The upgrade will include the installation of a second 36-inch air header and nine turbo blowers. To accomplish this upgrade, the client and engineer of record worked together to procure turbo blowers, a relatively new technology, saving the agency significant costs by avoiding the need to build an expansion to the existing blower building, which would have been required using conventional blower technology.
The new chemical storage and pumping equipment will provide supplemental carbon from a new 2,000-square-foot building. Supplemental carbon is necessary for the biological nitrogen removal process.
The engineering team designed the adjacent chemical tank farm, a concrete structure that supports several large chemical storage tanks and provides containment walls in the event of a chemical spill. The facility design meets fire safety code for storage and handling methanol, though the owner may elect to use a manufactured carbon source that is not flammable.

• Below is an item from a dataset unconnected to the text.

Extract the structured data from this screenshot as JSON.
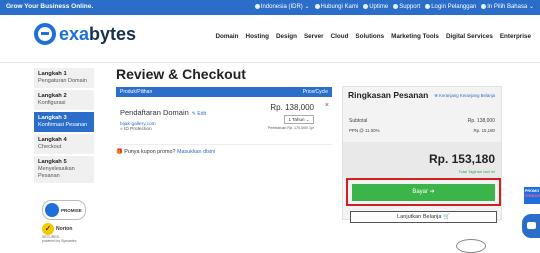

Media installation needs to be planned carefully to ensure that the existing basins can accommodate the dispersed media systems. The engineering team designed significant structural and mechanical modifications to the 10 existing aeration tanks to accommodate the IFAS process.
Process modifications added alternating anoxic and oxygenated treatment zones to reduce nitrogen from the process. The project will also install mixing systems, process pumping, and upgrades to the froth spray system. Structural engineers designed new 20-foot cast-in-place concrete tank baffle walls, as well as new fiberglass tank baffle walls and equipment platforms.
Other upgrade components include:
• Grit classifiers (capacity doubled)
• Primary scum handling (capacity doubled)
• Plant water system optimized
• Primary (4) and secondary clarifiers (6)
• Mechanical collection systems for gravity sludge thickeners (3)
• Electrical systems and standby generator
As part of the bid documents, engineers developed a detailed construction-phasing plan for the entire project upgrade to ensure that the facility continues to operate and treat wastewater effectively during construction. The construction phasing plan provided the contractor with operations-related work restrictions, as well as construction optimization suggestions, and saved the client $1.5 million in bypass pumping alone.
This project includes a new 25,000-square-foot, three-story operations and administration building that will house modern amenities, including a facility control room and public educational areas and resources. The building is designed to meet the U.S. Green Building Council (USGBC) LEED Silver standard.
Green elements of the building include, but are not limited to, reduced water consumption by using plant water for toilet flushing, a green roof, use of natural day lighting to limit the need for artificial lighting, high efficiency building mechanical systems and robust stormwater handling strategies. The building design complies with the latest wind and seismic code requirements and uses a concrete foundation system, structural steel superstructure, and glass and masonry exterior walls.
All new buildings — administrative, screening and caustic, and the carbon feed building — were designed to complement adjacent existing buildings in order to achieve the consistent appearance of an integrated campus. Architects designed all building exteriors with brick masonry walls and a gable roof to accomplish consistency with older buildings at the facility.
Fields’ Point, on track to be the world’s largest WWTF using the IFAS process, is currently under construction with a target completion date of early 2013.